Ceci étant exposé, aucune déclaration de créance au titre des loyers n'est produite par la SCP [D]. Il convient de souligner que les sommes dues au bailleur devraient être qualifiées d'indemnité d'occupation et ne pas faire l'objet d'une déclaration de créances, s'agissant de créances postérieures au jugement de liquidation judiciaire et la société Abc Gravure ayant restitué les clés des locaux loués.

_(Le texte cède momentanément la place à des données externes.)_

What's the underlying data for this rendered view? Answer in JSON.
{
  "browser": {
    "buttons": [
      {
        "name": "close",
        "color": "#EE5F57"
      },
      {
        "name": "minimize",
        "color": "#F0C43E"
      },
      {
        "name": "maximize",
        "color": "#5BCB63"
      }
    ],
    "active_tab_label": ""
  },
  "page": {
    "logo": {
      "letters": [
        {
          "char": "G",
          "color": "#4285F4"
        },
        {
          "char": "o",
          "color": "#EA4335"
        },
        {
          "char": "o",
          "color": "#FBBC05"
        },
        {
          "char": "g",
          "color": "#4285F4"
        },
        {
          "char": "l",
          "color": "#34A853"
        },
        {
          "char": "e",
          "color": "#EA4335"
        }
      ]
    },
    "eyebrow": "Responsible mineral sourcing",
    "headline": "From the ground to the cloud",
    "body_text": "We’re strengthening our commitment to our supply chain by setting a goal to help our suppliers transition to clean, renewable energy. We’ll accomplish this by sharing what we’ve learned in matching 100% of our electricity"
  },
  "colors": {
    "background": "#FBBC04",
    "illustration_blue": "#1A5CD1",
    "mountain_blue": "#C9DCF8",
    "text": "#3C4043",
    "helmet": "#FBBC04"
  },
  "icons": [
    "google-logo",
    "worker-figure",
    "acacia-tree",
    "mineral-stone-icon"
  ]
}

Néanmoins, il résulte de l'état des créances « article L 641-13 » (c'est-à-dire créances postérieures au jugement de liquidation judiciaire) produit par la SCP [D] ès qualités, qu'y sont inscrites les créances de loyers, solde de loyers et taxes foncière au titre des mois d'avril, mai, juin et juillet 2014 ainsi que le loyer de février 2015 ; que sont également produits un tableau récapitulant deux ordres de virement au titre du solde des loyers et taxe foncières, un document récapitulant les règlements effectués au titre de la période du 1er janvier au 31 juillet 2014 et la photocopie du chèque de règlement des loyers de juin et juillet 2014.
Ainsi, force est de constater que la SCP [D] ne justifie que de l'inscription du loyer de février 2015, à hauteur de la somme de 30 900,56 euros.

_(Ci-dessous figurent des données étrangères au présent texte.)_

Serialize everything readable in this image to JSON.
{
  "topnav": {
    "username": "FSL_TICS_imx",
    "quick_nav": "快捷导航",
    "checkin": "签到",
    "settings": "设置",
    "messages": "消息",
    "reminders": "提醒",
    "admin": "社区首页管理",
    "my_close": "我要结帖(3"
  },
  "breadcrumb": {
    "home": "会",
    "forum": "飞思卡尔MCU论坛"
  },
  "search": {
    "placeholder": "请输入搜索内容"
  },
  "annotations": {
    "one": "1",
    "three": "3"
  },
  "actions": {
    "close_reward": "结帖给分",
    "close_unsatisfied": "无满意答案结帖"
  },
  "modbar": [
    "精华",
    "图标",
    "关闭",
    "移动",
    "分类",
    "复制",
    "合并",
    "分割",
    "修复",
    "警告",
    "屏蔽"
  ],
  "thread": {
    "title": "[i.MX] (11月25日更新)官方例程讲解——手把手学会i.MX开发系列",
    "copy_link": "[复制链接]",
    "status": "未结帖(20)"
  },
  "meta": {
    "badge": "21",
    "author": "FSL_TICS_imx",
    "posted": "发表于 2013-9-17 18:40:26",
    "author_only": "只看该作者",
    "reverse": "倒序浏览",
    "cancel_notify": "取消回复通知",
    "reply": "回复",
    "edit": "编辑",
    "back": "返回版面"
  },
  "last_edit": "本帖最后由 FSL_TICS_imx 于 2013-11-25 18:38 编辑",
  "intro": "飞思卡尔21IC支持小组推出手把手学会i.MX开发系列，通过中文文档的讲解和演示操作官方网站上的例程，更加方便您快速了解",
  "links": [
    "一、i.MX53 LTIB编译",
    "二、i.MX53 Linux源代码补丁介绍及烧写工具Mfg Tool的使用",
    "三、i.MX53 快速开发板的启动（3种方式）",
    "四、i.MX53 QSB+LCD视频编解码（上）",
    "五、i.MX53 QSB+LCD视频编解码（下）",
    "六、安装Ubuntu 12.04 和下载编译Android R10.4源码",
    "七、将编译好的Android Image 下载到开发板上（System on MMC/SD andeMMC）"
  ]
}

Le jugement entrepris sera donc réformé et la société Natixis Lease condamnée à payer à la SCP [D] ès qualités la somme de 30 900,56 euros ; l'inscription sur l'état des créances valant reconnaissance d'une dette de la société débitrice, peu importe l'absence de paiement par cette dernière de ladite dette.
Sur la demande de dommages et intérêts pour résistance abusive
La SCP [D] ne rapporte pas la preuve que la société Natixis Lease a résisté de manière abusive ; le protocole d'accord versé aux débats par la SCP [D] ne concernant pas uniquement les deux parties du présent litige mais également, voire essentiellement, la société Mirelge et les sociétés Natixis Lease Immo venant aux droits de Fructicomi et Batirco Bretagne Pays de Loire, crédit-bailleurs immobiliers.

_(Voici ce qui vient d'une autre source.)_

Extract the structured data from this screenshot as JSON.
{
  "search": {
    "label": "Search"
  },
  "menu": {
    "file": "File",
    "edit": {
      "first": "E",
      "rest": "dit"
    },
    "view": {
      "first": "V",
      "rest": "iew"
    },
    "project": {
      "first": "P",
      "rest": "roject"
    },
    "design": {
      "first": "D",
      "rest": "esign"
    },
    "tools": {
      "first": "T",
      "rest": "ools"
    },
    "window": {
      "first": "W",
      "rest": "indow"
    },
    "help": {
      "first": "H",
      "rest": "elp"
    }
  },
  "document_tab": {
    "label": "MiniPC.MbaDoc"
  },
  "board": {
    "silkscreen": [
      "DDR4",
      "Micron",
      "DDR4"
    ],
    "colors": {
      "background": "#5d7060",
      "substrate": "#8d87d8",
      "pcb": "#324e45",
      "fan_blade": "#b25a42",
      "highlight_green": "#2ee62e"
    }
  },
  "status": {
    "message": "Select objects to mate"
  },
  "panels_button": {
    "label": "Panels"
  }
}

Le jugement entrepris sera confirmé en ce qu'il a débouté la SCP [D] ès qualités de cette demande.
Le jugement entrepris sera confirmé sur les dépens et l'article 700 du code de procédure civile.
La société Natixis Lease, partie perdante au sens de l'article 696 du code de procédure civile sera condamnée aux dépens d'appel et déboutée de sa demande d'indemnité de procédure. Elle sera condamnée, sur ce même fondement, à payer à la SCP [D] ès qualités, la somme de 2 500 euros.
PAR CES MOTIFS :
La cour,
INFIRME le jugement rendu par le tribunal de commerce de Paris le 23 mars 2016 sur le montant de la condamnation au paiement ;
Statuant à nouveau sur ce chef,
CONDAMNE la société Natixis Lease à payer à la société Abc Gravure représentée par la SCP [D] ès qualités de mandataire liquidateur la somme de 30 900,56 euros ;
CONFIRME le jugement entrepris pour le surplus de ses dispositions ;
CONDAMNE la société Natixis Lease aux dépens d'appel ;
DEBOUTE la société Natixis Lease de sa demande d'indemnité de procédure ;
CONDAMNE la société Natixis Lease à payer à la société Abc Gravure représentée par la SCP [D] ès qualités de mandataire liquidateur la somme de 2 500 euros par application de l'article 700 du code de procédure civile.